Twenty-five young lives have been lost in the movement against the Citizenship Amendment Act (CAA).
Two millennia and a score years, give or take a few days. That’s the approximate count back into time when Jesus’ earthly parent, Joseph of the House of David, became a refugee escaping the jurisdiction of King Herod who had decreed the slaughter of infants, though not before he had travelled from Nazareth to Bethlehem to enrol his family in Augustus’ “NPR” (national population register).
How far has the human conscience evolved since those barbaric days? Marking the birthday of former PM Atal Behari Vajpayee by unveiling yet another statue at the expense of the taxpayer, Prime Minister Narendra Modi has exhorted citizens to put duty over rights and introspect about their responsibility to the nation, as if thousands of students and civil society members dissenting all over the country haven’t already done exactly the same. He has asked people to respect the work of the police in order that they may keep them safe.

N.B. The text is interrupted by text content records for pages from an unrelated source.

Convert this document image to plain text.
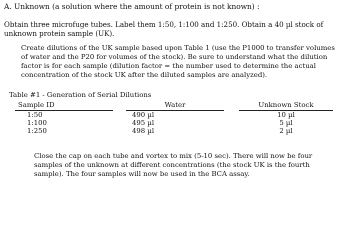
A. Unknown (a solution where the amount of protein is not known) :
Obtain three microfuge tubes. Label them 1:50, 1:100 and 1:250. Obtain a 40 µl stock of unknown protein sample (UK).
Create dilutions of the UK sample based upon Table 1 (use the P1000 to transfer volumes of water and the P20 for volumes of the stock). Be sure to understand what the dilution factor is for each sample (dilution factor = the number used to determine the actual concentration of the stock UK after the diluted samples are analyzed).
Table #1 - Generation of Serial Dilutions
Sample ID
1:50
1:100
1:250
Water
490 µl
495 µl
498 µl
Unknown Stock
10 µl
5 µl
2 µl
Close the cap on each tube and vortex to mix (5-10 sec). There will now be four samples of the unknown at different concentrations (the stock UK is the fourth sample). The four samples will now be used in the BCA assay.
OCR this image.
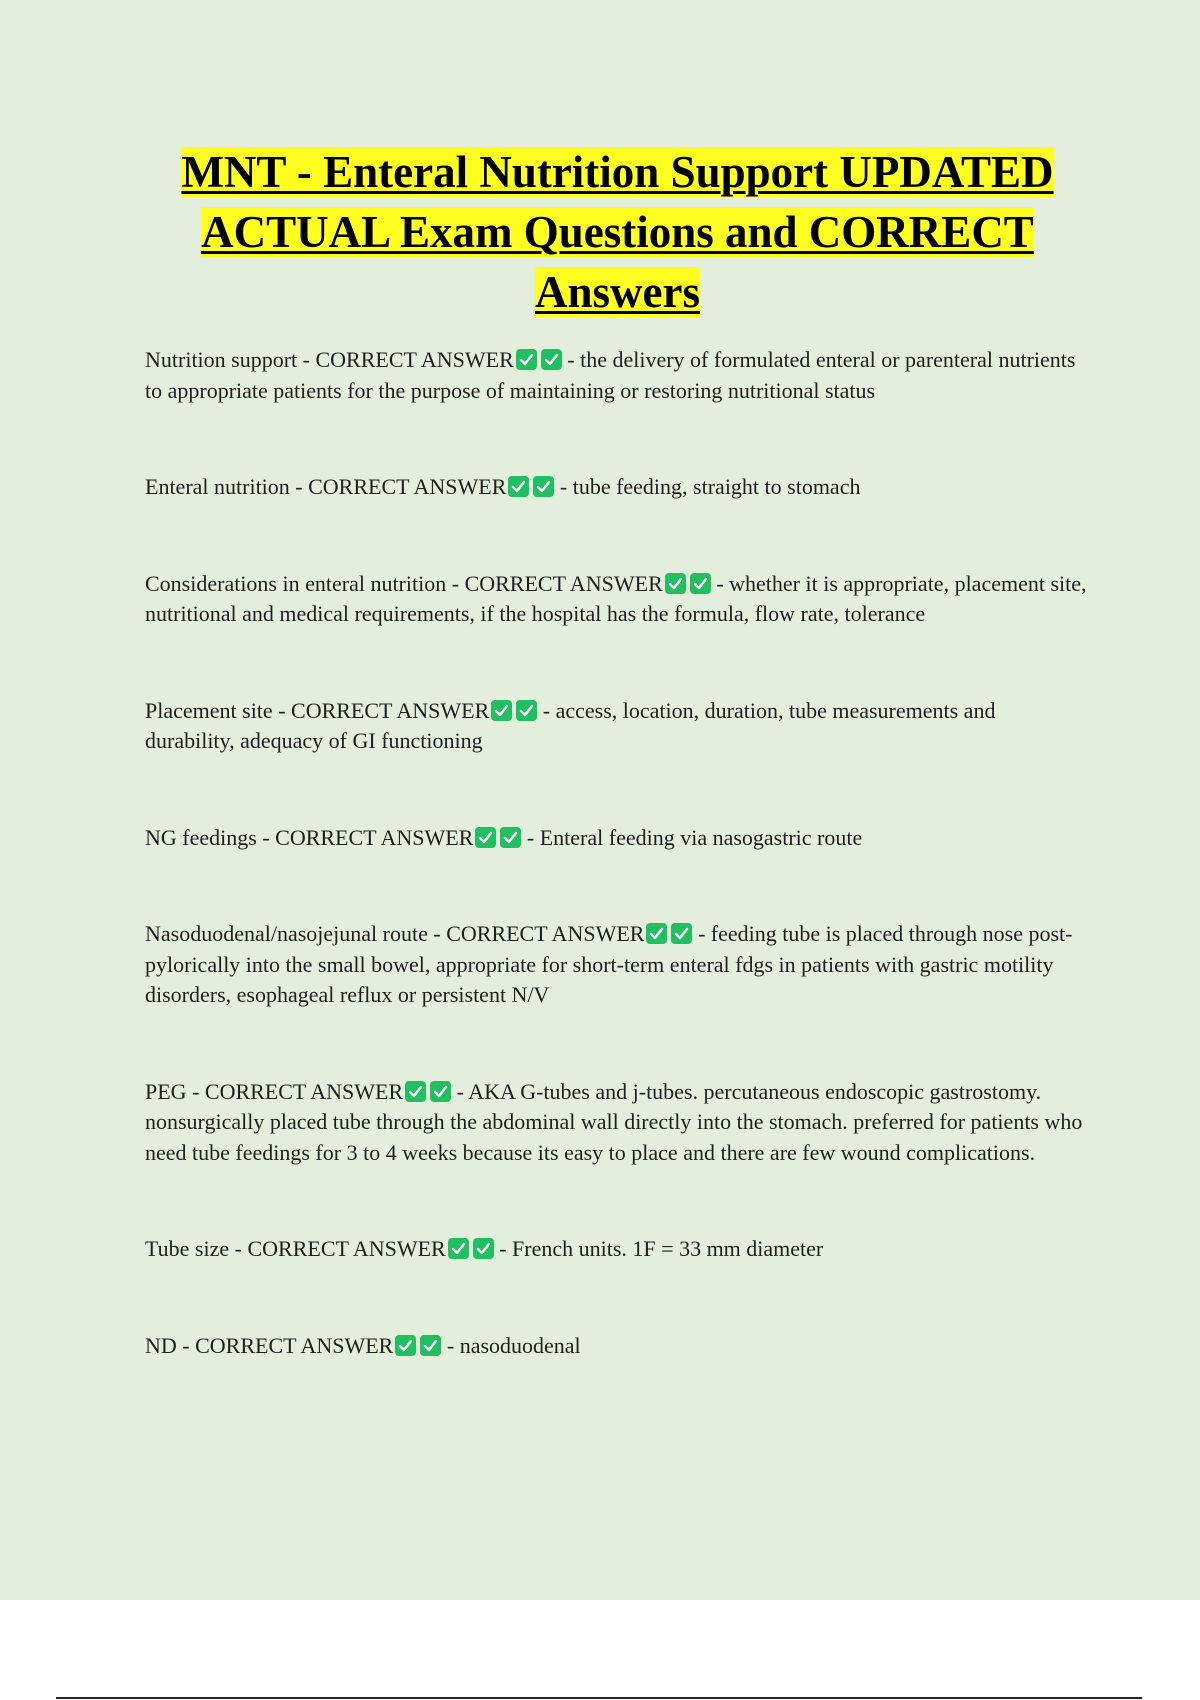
MNT - Enteral Nutrition Support UPDATED ACTUAL Exam Questions and CORRECT Answers
Nutrition support - CORRECT ANSWER
- the delivery of formulated enteral or parenteral nutrients to appropriate patients for the purpose of maintaining or restoring nutritional status
Enteral nutrition - CORRECT ANSWER
- tube feeding, straight to stomach
Considerations in enteral nutrition - CORRECT ANSWER
- whether it is appropriate, placement site, nutritional and medical requirements, if the hospital has the formula, flow rate, tolerance
Placement site - CORRECT ANSWER
- access, location, duration, tube measurements and durability, adequacy of GI functioning
NG feedings - CORRECT ANSWER
- Enteral feeding via nasogastric route
Nasoduodenal/nasojejunal route - CORRECT ANSWER
- feeding tube is placed through nose post-pylorically into the small bowel, appropriate for short-term enteral fdgs in patients with gastric motility disorders, esophageal reflux or persistent N/V
PEG - CORRECT ANSWER
- AKA G-tubes and j-tubes. percutaneous endoscopic gastrostomy. nonsurgically placed tube through the abdominal wall directly into the stomach. preferred for patients who need tube feedings for 3 to 4 weeks because its easy to place and there are few wound complications.
Tube size - CORRECT ANSWER
- French units. 1F = 33 mm diameter
ND - CORRECT ANSWER
- nasoduodenal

Forty-eight hours ago, Mr Modi had declared that a National Register for Citizens (NRC) was not in the pipeline. Twenty-four hours later, his Cabinet okayed the formation of an NPR — clearing the decks for just such a denouement. Disguised as guidance, Mr Modi’s supercilious speech on “Good Governance Day” is really a warning to dissenters: Get ready to be co-opted by the juggernaut. You are with us or against us; there is no middle way. He had not a word of explanation or regret for the death of Anas (21) in Bijnore, who was out to buy milk for his seven-month-old and was shot by police. Or for Suleman, whose dream of entering public service has been snuffed out.
Twenty-five young lives have been lost in the movement against the Citizenship Amendment Act (CAA) that overtook India since the enactment of the law on December 11. Eighteen of them, 16 Muslim, belong to Uttar Pradesh, the state ruled by Yogi Adityanath, a chief minister who models himself after the PM. At Aligarh Muslim University, hundreds have gone missing and scores suffered amputations. A community that had accepted even the Ayodhya verdict which made no move to make amends for the razing of a historic mosque is now being made to seem backward and riot-prone.
How else does one interpret these murders and the reign of terror unleashed by the police in places like Muzaffarnagar except as ones fuelled by prejudice and hate, emotions that the PM, himself, is accused of openly stoking?
Hope lies in the (Muslim) millennial’s hearty disdain for his petty dogwhistle politics. His Goebbelsian mind games might just fall flat because India’s young have realised that non-cooperation and not violence is the way forward. But it is time now for them to show true grit away from the spotlight of social media by refusing to register in the new database. Chief ministers, too, should stonewall this move. Meanwhile, on Christmas Day, platitude and post-truth was the gift we got from the PM, dished out with a dollop of paternalism (he did say his government rose to the challenge of protecting the “dignity” of persecuted foreign Hindu women), Indian style.